PLoS ONE (Jan 2017)

Identifying maternal and infant factors associated with newborn size in rural Bangladesh by partial least squares (PLS) regression analysis.

  • Alamgir Kabir,
  • Md Jahanur Rahman,
  • Abu Ahmed Shamim,
  • Rolf D W Klemm,
  • Alain B Labrique,
  • Mahbubur Rashid,
  • Parul Christian,
  • Keith P West

DOI
https://doi.org/10.1371/journal.pone.0189677
Journal volume & issue
Vol. 12, no. 12
p. e0189677

Abstract

Read online

Birth weight, length and circumferences of the head, chest and arm are key measures of newborn size and health in developing countries. We assessed maternal socio-demographic factors associated with multiple measures of newborn size in a large rural population in Bangladesh using partial least squares (PLS) regression method. PLS regression, combining features from principal component analysis and multiple linear regression, is a multivariate technique with an ability to handle multicollinearity while simultaneously handling multiple dependent variables. We analyzed maternal and infant data from singletons (n = 14,506) born during a double-masked, cluster-randomized, placebo-controlled maternal vitamin A or β-carotene supplementation trial in rural northwest Bangladesh. PLS regression results identified numerous maternal factors (parity, age, early pregnancy MUAC, living standard index, years of education, number of antenatal care visits, preterm delivery and infant sex) significantly (p<0.001) associated with newborn size.
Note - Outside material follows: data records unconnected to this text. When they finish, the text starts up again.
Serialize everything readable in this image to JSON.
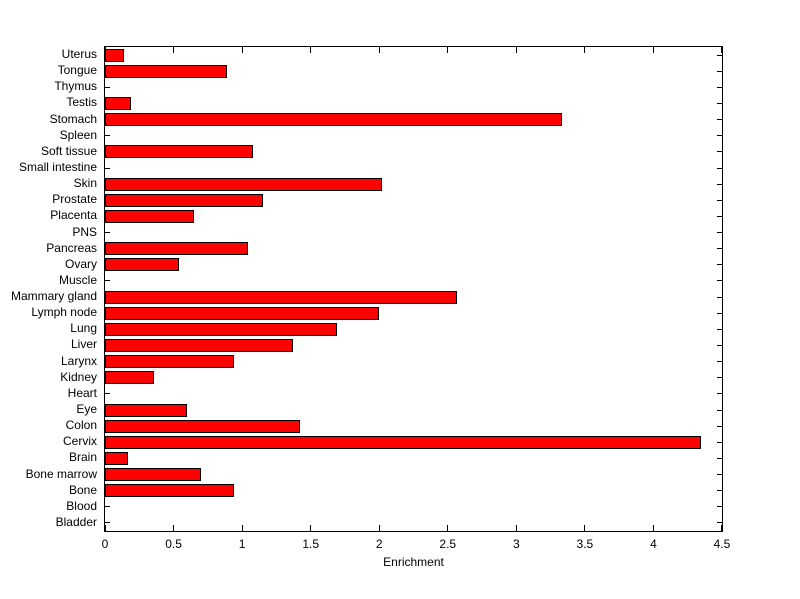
{
  "chart_data": {
    "type": "bar",
    "orientation": "horizontal",
    "xlabel": "Enrichment",
    "xlim": [
      0,
      4.5
    ],
    "xticks": [
      0,
      0.5,
      1,
      1.5,
      2,
      2.5,
      3,
      3.5,
      4,
      4.5
    ],
    "xtick_labels": [
      "0",
      "0.5",
      "1",
      "1.5",
      "2",
      "2.5",
      "3",
      "3.5",
      "4",
      "4.5"
    ],
    "categories": [
      "Uterus",
      "Tongue",
      "Thymus",
      "Testis",
      "Stomach",
      "Spleen",
      "Soft tissue",
      "Small intestine",
      "Skin",
      "Prostate",
      "Placenta",
      "PNS",
      "Pancreas",
      "Ovary",
      "Muscle",
      "Mammary gland",
      "Lymph node",
      "Lung",
      "Liver",
      "Larynx",
      "Kidney",
      "Heart",
      "Eye",
      "Colon",
      "Cervix",
      "Brain",
      "Bone marrow",
      "Bone",
      "Blood",
      "Bladder"
    ],
    "values": [
      0.14,
      0.89,
      0,
      0.19,
      3.33,
      0,
      1.08,
      0,
      2.02,
      1.15,
      0.65,
      0,
      1.04,
      0.54,
      0,
      2.57,
      2.0,
      1.69,
      1.37,
      0.94,
      0.36,
      0,
      0.6,
      1.42,
      4.35,
      0.17,
      0.7,
      0.94,
      0,
      0
    ],
    "bar_color": "#ff0000",
    "bar_border_color": "#000000",
    "axis_color": "#000000",
    "grid": false,
    "tick_direction": "in"
  }
}
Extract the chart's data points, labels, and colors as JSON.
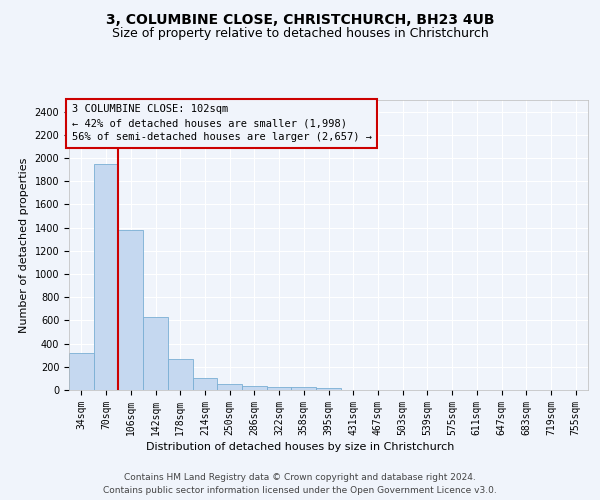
{
  "title1": "3, COLUMBINE CLOSE, CHRISTCHURCH, BH23 4UB",
  "title2": "Size of property relative to detached houses in Christchurch",
  "xlabel": "Distribution of detached houses by size in Christchurch",
  "ylabel": "Number of detached properties",
  "footer1": "Contains HM Land Registry data © Crown copyright and database right 2024.",
  "footer2": "Contains public sector information licensed under the Open Government Licence v3.0.",
  "bar_labels": [
    "34sqm",
    "70sqm",
    "106sqm",
    "142sqm",
    "178sqm",
    "214sqm",
    "250sqm",
    "286sqm",
    "322sqm",
    "358sqm",
    "395sqm",
    "431sqm",
    "467sqm",
    "503sqm",
    "539sqm",
    "575sqm",
    "611sqm",
    "647sqm",
    "683sqm",
    "719sqm",
    "755sqm"
  ],
  "bar_values": [
    315,
    1950,
    1380,
    630,
    270,
    100,
    50,
    35,
    28,
    22,
    15,
    0,
    0,
    0,
    0,
    0,
    0,
    0,
    0,
    0,
    0
  ],
  "bar_color": "#c5d8f0",
  "bar_edge_color": "#7aafd4",
  "ylim": [
    0,
    2500
  ],
  "yticks": [
    0,
    200,
    400,
    600,
    800,
    1000,
    1200,
    1400,
    1600,
    1800,
    2000,
    2200,
    2400
  ],
  "property_label": "3 COLUMBINE CLOSE: 102sqm",
  "annotation_line1": "← 42% of detached houses are smaller (1,998)",
  "annotation_line2": "56% of semi-detached houses are larger (2,657) →",
  "vline_color": "#cc0000",
  "background_color": "#f0f4fb",
  "grid_color": "#ffffff",
  "title1_fontsize": 10,
  "title2_fontsize": 9,
  "xlabel_fontsize": 8,
  "ylabel_fontsize": 8,
  "tick_fontsize": 7,
  "footer_fontsize": 6.5
}
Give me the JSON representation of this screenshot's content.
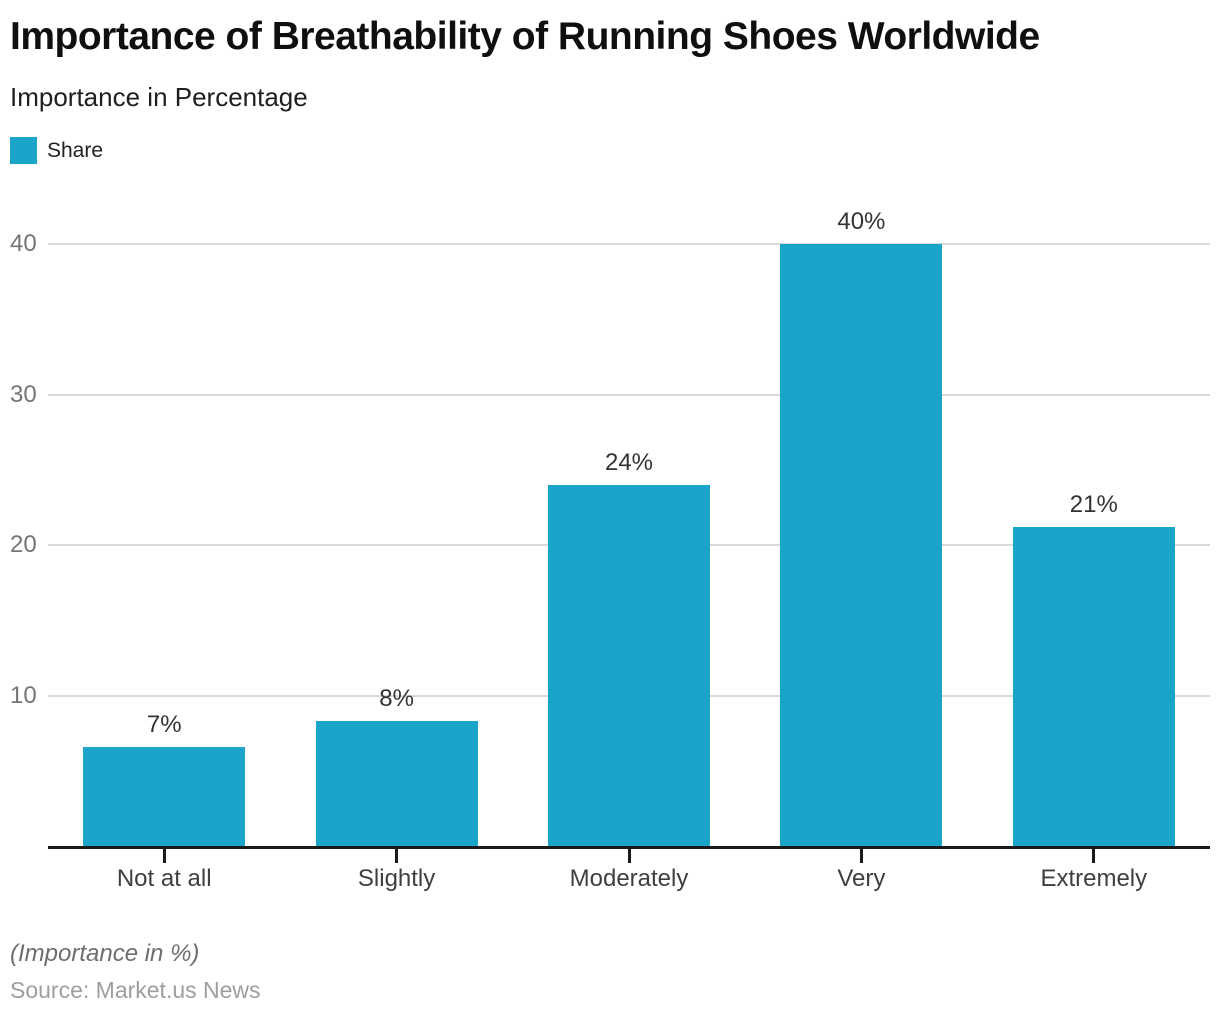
{
  "header": {
    "title": "Importance of Breathability of Running Shoes Worldwide",
    "subtitle": "Importance in Percentage"
  },
  "legend": {
    "label": "Share"
  },
  "chart_data": {
    "type": "bar",
    "title": "Importance of Breathability of Running Shoes Worldwide",
    "subtitle": "Importance in Percentage",
    "categories": [
      "Not at all",
      "Slightly",
      "Moderately",
      "Very",
      "Extremely"
    ],
    "series": [
      {
        "name": "Share",
        "values": [
          7,
          8,
          24,
          40,
          21
        ]
      }
    ],
    "value_labels": [
      "7%",
      "8%",
      "24%",
      "40%",
      "21%"
    ],
    "bar_rendered_values": [
      6.6,
      8.3,
      24,
      40,
      21.2
    ],
    "yticks": [
      10,
      20,
      30,
      40
    ],
    "ylim": [
      0,
      40
    ],
    "xlabel": "",
    "ylabel": "",
    "grid": "horizontal-only",
    "legend_position": "top-left"
  },
  "footer": {
    "note": "(Importance in %)",
    "source": "Source: Market.us News"
  },
  "colors": {
    "bar": "#1BA4CA",
    "gridline": "#D9D9D9",
    "axis_line": "#1A1A1A",
    "y_tick_label": "#757575",
    "x_tick_label": "#3F3F3F",
    "value_label": "#333333"
  }
}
Among them, preterm delivery had the largest negative influence on newborn size (Standardized β = -0.29 - -0.19; p<0.001). Scatter plots of the scores of first two PLS components also revealed an interaction between newborn sex and preterm delivery on birth size. PLS regression was found to be more parsimonious than both ordinary least squares regression and principal component regression. It also provided more stable estimates than the ordinary least squares regression and provided the effect measure of the covariates with greater accuracy as it accounts for the correlation among the covariates and outcomes. Therefore, PLS regression is recommended when either there are multiple outcome measurements in the same study, or the covariates are correlated, or both situations exist in a dataset.